Amidst the staggering magnitude of internal disarray, the United States struggles to create support for its war with Iraq. Stories of imminent danger circulate freely. Yet, the dominant “truths” that American actions are beyond reproach, driven only by good intentions, are frayed. The people are fatigued. Discontent reigns. The health of the union is falling apart. In response, the administration advocates irresponsible corporate and military globalisation that persists through class wars, fomenting the very conditions that breed despicable acts of terrorism.

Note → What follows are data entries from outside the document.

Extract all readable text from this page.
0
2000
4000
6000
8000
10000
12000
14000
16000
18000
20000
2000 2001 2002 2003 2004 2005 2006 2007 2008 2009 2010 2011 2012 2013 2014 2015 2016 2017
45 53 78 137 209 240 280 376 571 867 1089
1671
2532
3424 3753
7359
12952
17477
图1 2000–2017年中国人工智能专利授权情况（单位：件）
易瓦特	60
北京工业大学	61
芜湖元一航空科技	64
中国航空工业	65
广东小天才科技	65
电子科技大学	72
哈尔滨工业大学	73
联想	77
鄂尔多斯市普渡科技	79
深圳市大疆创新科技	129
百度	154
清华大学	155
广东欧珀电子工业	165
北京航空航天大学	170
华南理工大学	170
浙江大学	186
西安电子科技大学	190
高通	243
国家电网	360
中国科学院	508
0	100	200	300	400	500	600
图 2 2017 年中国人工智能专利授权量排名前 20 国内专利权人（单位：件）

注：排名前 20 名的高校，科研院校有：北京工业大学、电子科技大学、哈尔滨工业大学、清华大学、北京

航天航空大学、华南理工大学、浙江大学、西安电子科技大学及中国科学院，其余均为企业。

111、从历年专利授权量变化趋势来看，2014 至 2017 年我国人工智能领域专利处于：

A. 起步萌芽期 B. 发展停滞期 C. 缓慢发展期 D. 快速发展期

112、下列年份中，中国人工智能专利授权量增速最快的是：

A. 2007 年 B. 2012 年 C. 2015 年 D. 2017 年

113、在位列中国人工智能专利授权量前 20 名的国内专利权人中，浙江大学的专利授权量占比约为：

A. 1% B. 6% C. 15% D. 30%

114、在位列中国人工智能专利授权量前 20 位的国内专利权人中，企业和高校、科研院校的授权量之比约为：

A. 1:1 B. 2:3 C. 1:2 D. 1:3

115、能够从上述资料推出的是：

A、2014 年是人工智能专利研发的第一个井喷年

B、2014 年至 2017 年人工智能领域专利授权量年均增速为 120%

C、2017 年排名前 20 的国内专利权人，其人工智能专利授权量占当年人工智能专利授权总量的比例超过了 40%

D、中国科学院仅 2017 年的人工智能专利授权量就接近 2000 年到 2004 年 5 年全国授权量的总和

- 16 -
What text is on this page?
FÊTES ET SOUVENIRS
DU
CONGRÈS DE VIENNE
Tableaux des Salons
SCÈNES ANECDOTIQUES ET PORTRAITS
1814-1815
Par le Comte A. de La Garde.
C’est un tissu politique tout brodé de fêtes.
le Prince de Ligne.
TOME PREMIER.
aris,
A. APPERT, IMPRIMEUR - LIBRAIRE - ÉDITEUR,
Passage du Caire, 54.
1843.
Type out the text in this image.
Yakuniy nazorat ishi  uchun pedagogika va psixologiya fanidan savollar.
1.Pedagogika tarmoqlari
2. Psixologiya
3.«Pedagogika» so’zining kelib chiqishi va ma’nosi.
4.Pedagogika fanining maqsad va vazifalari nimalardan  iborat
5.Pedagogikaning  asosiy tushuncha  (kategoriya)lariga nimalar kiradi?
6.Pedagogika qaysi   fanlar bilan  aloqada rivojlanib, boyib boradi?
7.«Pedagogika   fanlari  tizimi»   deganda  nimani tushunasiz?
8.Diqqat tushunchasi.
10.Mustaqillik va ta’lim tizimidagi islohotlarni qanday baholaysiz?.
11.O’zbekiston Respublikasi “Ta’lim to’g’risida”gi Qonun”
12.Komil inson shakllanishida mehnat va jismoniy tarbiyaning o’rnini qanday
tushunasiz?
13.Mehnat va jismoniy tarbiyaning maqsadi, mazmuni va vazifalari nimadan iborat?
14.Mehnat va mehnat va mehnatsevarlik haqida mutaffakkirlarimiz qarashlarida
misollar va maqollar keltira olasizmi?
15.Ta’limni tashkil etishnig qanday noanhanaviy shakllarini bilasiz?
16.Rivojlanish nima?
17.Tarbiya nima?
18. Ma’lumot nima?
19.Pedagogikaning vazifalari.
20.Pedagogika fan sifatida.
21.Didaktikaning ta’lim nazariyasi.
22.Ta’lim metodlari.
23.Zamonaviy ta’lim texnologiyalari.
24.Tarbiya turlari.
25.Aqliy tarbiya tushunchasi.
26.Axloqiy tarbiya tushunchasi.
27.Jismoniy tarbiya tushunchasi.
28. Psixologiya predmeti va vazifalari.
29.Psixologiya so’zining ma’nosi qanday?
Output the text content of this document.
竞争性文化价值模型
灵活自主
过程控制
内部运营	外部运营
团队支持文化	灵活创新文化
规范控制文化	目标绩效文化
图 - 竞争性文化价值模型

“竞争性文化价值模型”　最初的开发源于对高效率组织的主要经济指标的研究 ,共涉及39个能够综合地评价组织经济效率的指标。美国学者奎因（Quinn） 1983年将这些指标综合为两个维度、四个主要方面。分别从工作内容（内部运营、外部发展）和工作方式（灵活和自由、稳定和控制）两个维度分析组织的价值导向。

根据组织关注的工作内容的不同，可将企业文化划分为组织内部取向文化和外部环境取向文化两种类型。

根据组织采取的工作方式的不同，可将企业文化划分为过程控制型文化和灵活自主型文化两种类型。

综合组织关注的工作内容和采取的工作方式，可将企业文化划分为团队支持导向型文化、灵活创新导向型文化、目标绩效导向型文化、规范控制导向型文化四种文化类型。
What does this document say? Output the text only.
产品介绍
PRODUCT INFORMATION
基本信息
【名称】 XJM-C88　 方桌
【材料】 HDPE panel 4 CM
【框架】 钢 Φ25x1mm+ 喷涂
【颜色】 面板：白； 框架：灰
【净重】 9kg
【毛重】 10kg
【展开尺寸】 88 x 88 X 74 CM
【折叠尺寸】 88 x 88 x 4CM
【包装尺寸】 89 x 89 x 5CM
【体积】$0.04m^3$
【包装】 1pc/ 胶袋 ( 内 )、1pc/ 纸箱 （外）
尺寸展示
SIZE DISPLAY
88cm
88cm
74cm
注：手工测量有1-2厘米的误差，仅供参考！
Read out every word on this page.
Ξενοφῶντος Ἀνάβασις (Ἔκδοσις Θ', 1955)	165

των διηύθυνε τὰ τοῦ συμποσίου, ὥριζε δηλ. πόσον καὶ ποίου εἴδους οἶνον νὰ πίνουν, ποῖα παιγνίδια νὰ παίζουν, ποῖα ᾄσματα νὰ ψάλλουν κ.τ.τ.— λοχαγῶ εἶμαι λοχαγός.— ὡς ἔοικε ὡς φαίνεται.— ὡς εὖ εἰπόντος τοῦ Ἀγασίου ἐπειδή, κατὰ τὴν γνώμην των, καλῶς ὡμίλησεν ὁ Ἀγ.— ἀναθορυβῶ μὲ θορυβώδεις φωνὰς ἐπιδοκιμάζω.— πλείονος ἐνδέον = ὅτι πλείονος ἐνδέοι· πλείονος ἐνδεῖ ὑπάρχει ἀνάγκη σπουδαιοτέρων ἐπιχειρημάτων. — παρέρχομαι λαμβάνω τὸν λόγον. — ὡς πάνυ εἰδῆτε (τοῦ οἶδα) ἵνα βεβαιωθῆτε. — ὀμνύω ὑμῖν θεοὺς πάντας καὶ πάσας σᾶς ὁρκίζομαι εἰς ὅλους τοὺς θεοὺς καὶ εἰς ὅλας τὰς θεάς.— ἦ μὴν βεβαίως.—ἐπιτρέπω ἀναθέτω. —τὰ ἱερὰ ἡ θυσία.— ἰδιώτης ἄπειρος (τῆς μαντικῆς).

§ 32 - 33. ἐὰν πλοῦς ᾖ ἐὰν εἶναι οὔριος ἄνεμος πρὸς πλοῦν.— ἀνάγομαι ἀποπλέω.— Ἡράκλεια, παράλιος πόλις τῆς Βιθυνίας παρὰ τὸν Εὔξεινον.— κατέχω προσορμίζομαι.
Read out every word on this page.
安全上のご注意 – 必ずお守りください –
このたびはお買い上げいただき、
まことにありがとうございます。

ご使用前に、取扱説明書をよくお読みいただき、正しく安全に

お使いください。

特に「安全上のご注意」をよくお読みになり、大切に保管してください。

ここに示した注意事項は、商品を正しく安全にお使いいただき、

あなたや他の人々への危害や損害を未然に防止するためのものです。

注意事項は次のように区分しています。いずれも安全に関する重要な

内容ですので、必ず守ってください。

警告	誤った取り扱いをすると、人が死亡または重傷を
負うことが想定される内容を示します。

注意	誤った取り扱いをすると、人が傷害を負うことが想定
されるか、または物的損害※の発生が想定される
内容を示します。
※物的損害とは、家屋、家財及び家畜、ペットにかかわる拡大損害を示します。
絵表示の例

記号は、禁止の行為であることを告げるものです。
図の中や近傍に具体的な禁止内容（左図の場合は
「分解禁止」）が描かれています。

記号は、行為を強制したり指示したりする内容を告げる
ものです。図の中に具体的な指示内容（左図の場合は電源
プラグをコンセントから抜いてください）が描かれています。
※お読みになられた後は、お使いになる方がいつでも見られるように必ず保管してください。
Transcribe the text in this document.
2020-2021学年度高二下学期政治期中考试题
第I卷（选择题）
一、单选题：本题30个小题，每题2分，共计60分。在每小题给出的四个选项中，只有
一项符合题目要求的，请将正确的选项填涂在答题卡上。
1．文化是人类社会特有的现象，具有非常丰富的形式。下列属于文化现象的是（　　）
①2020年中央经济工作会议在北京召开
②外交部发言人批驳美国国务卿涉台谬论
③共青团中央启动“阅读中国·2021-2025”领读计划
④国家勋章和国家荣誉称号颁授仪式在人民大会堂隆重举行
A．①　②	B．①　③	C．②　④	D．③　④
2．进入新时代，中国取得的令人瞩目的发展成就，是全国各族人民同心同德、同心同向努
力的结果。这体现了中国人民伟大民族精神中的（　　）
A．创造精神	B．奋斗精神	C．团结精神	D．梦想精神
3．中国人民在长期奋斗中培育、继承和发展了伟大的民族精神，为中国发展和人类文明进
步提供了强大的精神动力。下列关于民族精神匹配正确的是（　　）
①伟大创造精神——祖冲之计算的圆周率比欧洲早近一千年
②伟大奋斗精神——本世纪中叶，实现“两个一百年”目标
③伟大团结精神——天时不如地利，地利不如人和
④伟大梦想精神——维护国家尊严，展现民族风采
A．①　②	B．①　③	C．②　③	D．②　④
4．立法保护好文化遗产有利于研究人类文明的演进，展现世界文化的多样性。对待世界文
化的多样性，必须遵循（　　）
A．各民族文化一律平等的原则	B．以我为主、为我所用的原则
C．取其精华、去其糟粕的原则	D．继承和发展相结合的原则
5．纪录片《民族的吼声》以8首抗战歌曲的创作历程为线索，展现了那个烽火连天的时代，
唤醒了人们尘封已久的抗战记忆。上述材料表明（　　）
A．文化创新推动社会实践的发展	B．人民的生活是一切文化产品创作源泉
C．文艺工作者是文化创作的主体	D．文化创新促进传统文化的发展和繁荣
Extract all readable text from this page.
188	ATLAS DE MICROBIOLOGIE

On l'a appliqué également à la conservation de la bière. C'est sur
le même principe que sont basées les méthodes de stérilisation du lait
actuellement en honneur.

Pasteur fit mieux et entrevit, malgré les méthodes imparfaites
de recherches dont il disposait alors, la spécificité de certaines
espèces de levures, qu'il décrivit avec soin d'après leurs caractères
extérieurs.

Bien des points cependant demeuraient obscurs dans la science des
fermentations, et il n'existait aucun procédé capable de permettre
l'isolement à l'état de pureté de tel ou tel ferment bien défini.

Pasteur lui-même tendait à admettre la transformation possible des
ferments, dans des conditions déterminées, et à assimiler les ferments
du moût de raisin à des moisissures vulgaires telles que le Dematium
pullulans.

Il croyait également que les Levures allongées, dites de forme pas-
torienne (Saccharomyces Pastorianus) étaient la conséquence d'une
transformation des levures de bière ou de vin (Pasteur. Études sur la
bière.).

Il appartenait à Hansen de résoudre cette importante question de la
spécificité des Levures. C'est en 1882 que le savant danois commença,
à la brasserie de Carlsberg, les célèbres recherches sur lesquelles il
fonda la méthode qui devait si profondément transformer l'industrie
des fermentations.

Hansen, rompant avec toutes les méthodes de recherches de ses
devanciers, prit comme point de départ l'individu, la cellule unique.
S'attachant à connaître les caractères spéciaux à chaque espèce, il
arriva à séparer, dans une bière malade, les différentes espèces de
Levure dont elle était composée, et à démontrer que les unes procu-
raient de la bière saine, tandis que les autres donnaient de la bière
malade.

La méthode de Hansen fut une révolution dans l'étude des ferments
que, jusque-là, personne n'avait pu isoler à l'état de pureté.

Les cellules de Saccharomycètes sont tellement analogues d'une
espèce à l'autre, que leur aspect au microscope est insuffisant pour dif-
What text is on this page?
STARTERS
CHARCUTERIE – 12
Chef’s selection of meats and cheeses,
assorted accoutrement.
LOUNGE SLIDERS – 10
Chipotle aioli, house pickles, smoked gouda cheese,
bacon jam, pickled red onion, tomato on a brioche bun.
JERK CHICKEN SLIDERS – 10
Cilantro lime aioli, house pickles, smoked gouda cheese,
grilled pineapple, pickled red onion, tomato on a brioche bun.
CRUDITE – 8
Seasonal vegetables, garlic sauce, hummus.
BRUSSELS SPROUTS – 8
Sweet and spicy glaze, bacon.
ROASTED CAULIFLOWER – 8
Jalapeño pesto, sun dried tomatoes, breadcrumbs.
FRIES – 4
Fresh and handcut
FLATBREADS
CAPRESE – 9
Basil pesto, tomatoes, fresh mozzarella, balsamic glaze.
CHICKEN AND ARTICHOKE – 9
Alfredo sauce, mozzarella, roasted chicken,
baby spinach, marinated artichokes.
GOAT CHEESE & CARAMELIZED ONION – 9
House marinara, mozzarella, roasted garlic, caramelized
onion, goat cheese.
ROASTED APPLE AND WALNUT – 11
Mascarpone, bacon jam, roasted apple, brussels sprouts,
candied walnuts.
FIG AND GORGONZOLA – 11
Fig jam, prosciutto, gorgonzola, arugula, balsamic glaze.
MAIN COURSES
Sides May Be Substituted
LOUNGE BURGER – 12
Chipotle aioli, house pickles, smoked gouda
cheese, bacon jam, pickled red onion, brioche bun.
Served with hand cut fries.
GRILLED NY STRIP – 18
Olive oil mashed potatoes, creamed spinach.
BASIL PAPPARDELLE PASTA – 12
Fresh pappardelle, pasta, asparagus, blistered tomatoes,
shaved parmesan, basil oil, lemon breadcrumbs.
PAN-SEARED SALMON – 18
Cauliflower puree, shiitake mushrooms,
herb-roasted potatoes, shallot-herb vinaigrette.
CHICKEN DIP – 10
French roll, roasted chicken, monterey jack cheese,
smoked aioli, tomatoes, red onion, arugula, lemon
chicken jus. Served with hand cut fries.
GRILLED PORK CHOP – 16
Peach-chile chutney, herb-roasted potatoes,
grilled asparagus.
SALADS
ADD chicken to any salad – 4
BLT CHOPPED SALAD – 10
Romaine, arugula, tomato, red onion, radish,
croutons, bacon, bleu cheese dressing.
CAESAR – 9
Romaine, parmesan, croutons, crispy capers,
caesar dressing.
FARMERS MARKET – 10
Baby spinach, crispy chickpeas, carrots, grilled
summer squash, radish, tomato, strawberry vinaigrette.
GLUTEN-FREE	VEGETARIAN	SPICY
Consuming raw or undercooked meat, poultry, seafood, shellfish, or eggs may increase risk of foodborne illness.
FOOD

“Shock and Awe”? 800 cruise missiles in two days to asphyxiate Baghdad? The United Sates is bankrolling international support. Turkey, a critical ally whose citizens are vigorously opposed to the war, was offered a $16 billion loan through the International Monetary Fund and a $4 billion grant. The United States is preparing to attack Iraq not because there is substantial evidence of Iraq’s immediate danger to the “free world,” or because UN inspections inscribe it. Neither can this war be a pretext for avenging the horror of September 11. No convincing evidence links Iraq to al Qaeda. The reason offered is that Iraq poses a long-term threat. Yes, Saddam Hussein is contemptible. Yes, that regime must turn. But does the Unites States reserve the right to bomb Iraq? Will the United States sanction all states that attack each other based on potential threat? What about other “evil” regimes whose power the United Sates is committed to enhancing? What about states whose foreign or military policies the United States does not support? Such arrogance of empire.


If there is a war, what of the aftermath? As the military withdraws while innocent bodies are shovelled into mass graves, the living will face new wars of poverty, disease and rage. Is the United States able to honour its promises for a better tomorrow to those whose lands it invades? Let us ask this of the women in Afghanistan today. What about self-determination for the dispossessed in Iraq? Will the United States uphold the demands of the Kurdish people for a separate state in northern Iraq? Turkey would not approve. Let us remember how the Kurdish people were abandoned to the slaughterhouse when the first Bush administration retracted its support for the Kurds after encouraging their revolt in Baghdad.


What will President Bush’s war get America – more hatred? Is violation the only intervention that nations can dream? Destruction and brutalisation the only pathways to “justice”? The Progressive Caucus, co-chaired by Democrats Barbara Lee and Dennis Kucinich, deserves America’s support in its efforts to halt the government’s plans to play war without the consent of its people. Can the United States uphold democracy elsewhere if it is incapable of practising it within its borders? 


Hundreds of thousands march in protest across the United States. Even the corporate media is increasingly critical of Bush’s plan. There is no support for terrorism and little support for state terror. Broad based coalitions for peace are emerging in strength. “Code Pink” is leading a women’s delegation to Iraq. Even those frightened of the wrath of their government refuse to let fear stifle protest. There is a movement, growing, reverberating, louder and louder. Dissent, palpable and enduring. This is no time for complicity. This is no time for war.


Angana Chatterji is a professor of Social and Cultural Anthropology at the California Institute of Integral Studies in San Francisco.